Une fois pris en charge par l’ASE, les jeunes sont hébergés souvent dans des hotels qui ne sont pas des lieux pour des enfants mineur-e-s. Et puis il faut encore que la direction de l’ASE organise correctement l’accompagnement des mineurs, leur scolarisation etc …
Des enseignant-e-s et étudiant-e-s bénévoles de l’Université organisent des cours durant la semaine afin que ces jeunes ne restent pas à errer, perdre leur temps, désoeuvrés, désespérés, en attendant d’être scolarisés.

Naissance d’un nouveau comité de soutien au groupe scolaire Balzac et quartier Grammont (Rouen gauche)
Sur tout le groupe scolaire 5 familles sont en grandes difficultés pour différentes raisons : soit les parents d’enfants scolarisés ne sont pas régularisés, en attente de régularisation et/ou sans logement, ou menacés d’expulsion de leur logement ou du territoire.
Il est toujours insupportable pour des enseignant-e-s de savoir qu’un-e élève puisse disparaître de la classe du jour au lendemain. Le droit à l’éducation est sacré. Pour les parents il est aussi insupportable de voir des parents et des enfants copains des leurs vivre dans des conditions indignes.
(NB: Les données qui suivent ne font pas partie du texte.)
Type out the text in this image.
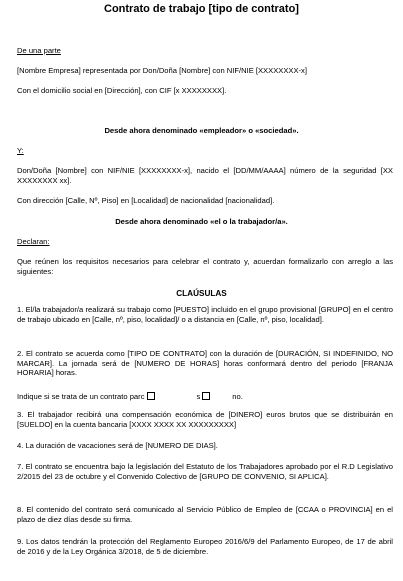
Contrato de trabajo [tipo de contrato]
De una parte
[Nombre Empresa] representada por Don/Doña [Nombre] con NIF/NIE [XXXXXXXX-x]
Con el domicilio social en [Dirección], con CIF [x XXXXXXXX].
Desde ahora denominado «empleador» o «sociedad».
Y:
Don/Doña [Nombre] con NIF/NIE [XXXXXXXX-x], nacido el [DD/MM/AAAA] número de la seguridad [XX XXXXXXXX xx].
Con dirección [Calle, Nº, Piso] en [Localidad] de nacionalidad [nacionalidad].
Desde ahora denominado «el o la trabajador/a».
Declaran:
Que reúnen los requisitos necesarios para celebrar el contrato y, acuerdan formalizarlo con arreglo a las siguientes:
CLAÚSULAS
1. El/la trabajador/a realizará su trabajo como [PUESTO] incluido en el grupo provisional [GRUPO] en el centro de trabajo ubicado en [Calle, nº, piso, localidad]/ o a distancia en [Calle, nº, piso, localidad].
2. El contrato se acuerda como [TIPO DE CONTRATO] con la duración de [DURACIÓN, SI INDEFINIDO, NO MARCAR]. La jornada será de [NUMERO DE HORAS] horas conformará dentro del periodo [FRANJA HORARIA] horas.
Indique si se trata de un contrato parc	s	no.
3. El trabajador recibirá una compensación económica de [DINERO] euros brutos que se distribuirán en [SUELDO] en la cuenta bancaria [XXXX XXXX XX XXXXXXXXX]
4. La duración de vacaciones será de [NUMERO DE DIAS].
7. El contrato se encuentra bajo la legislación del Estatuto de los Trabajadores aprobado por el R.D Legislativo 2/2015 del 23 de octubre y el Convenido Colectivo de [GRUPO DE CONVENIO, SI APLICA].
8. El contenido del contrato será comunicado al Servicio Público de Empleo de [CCAA o PROVINCIA] en el plazo de diez días desde su firma.
9. Los datos tendrán la protección del Reglamento Europeo 2016/6/9 del Parlamento Europeo, de 17 de abril de 2016 y de la Ley Orgánica 3/2018, de 5 de diciembre.
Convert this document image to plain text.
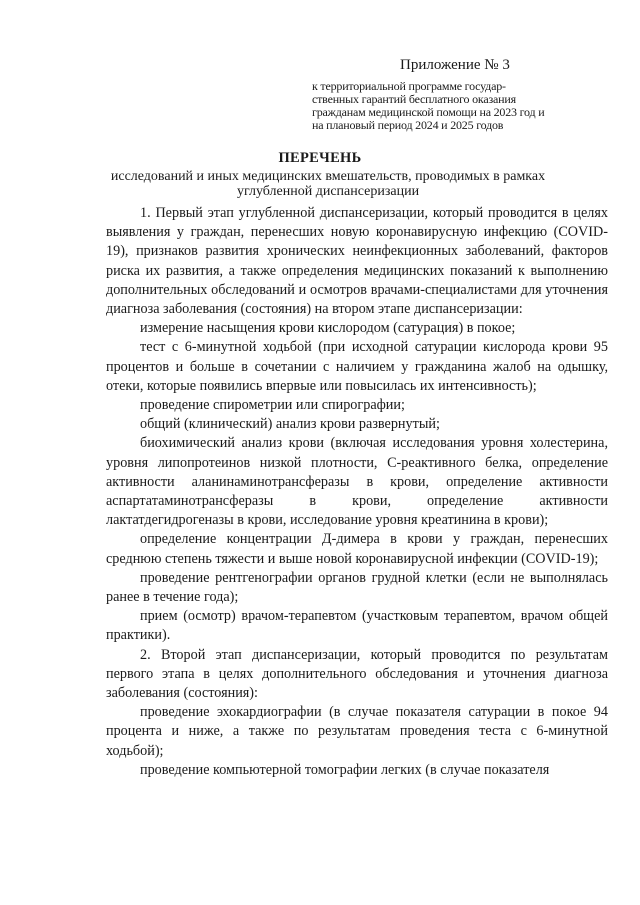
Приложение № 3
к территориальной программе государ-
ственных гарантий бесплатного оказания
гражданам медицинской помощи на 2023 год и
на плановый период 2024 и 2025 годов
ПЕРЕЧЕНЬ
исследований и иных медицинских вмешательств, проводимых в рамках углубленной диспансеризации

1. Первый этап углубленной диспансеризации, который проводится в целях выявления у граждан, перенесших новую коронавирусную инфекцию (COVID-19), признаков развития хронических неинфекционных заболеваний, факторов риска их развития, а также определения медицинских показаний к выполнению дополнительных обследований и осмотров врачами-специалистами для уточнения диагноза заболевания (состояния) на втором этапе диспансеризации:

измерение насыщения крови кислородом (сатурация) в покое;

тест с 6-минутной ходьбой (при исходной сатурации кислорода крови 95 процентов и больше в сочетании с наличием у гражданина жалоб на одышку, отеки, которые появились впервые или повысилась их интенсивность);

проведение спирометрии или спирографии;

общий (клинический) анализ крови развернутый;

биохимический анализ крови (включая исследования уровня холестерина, уровня липопротеинов низкой плотности, С-реактивного белка, определение активности аланинаминотрансферазы в крови, определение активности аспартатаминотрансферазы в крови, определение активности лактатдегидрогеназы в крови, исследование уровня креатинина в крови);

определение концентрации Д-димера в крови у граждан, перенесших среднюю степень тяжести и выше новой коронавирусной инфекции (COVID-19);

проведение рентгенографии органов грудной клетки (если не выполнялась ранее в течение года);

прием (осмотр) врачом-терапевтом (участковым терапевтом, врачом общей практики).

2. Второй этап диспансеризации, который проводится по результатам первого этапа в целях дополнительного обследования и уточнения диагноза заболевания (состояния):

проведение эхокардиографии (в случае показателя сатурации в покое 94 процента и ниже, а также по результатам проведения теста с 6-минутной ходьбой);

проведение компьютерной томографии легких (в случае показателя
C’est pourquoi un comité de soutien s’est créé : des pétitions circulent, la solidarité s’organise et tous sont déterminés à réagir collectivement à toute menace d’expulsion du territoire.
Devoir de réserve : (Plus de détail dans la lettre n°11)
Tout en respectant le principe de laïcité et de neutralité du service public, la liberté d’opinion des fonctionnaires (des enseignants) est garantie par la loi. Ils ont donc le droit, comme tout citoyen, d’exprimer leur opinion, de rédiger une attestation, de participer à un comité de soutien, à une manifestation publique, de signer une pétition…

Devenir correspondant du RESF :
Afin de faire le lien avec les établissements scolaires, le réseau recherche des correspondants pour :
- Afficher la lettre dans les établissements (environ une par période)
- Faire le lien avec le réseau lorsque les parents d’un élève, un élève majeur sont en situation irrégulière

Nom : …........................... Prénom : ….............
Établissement : …..................................................................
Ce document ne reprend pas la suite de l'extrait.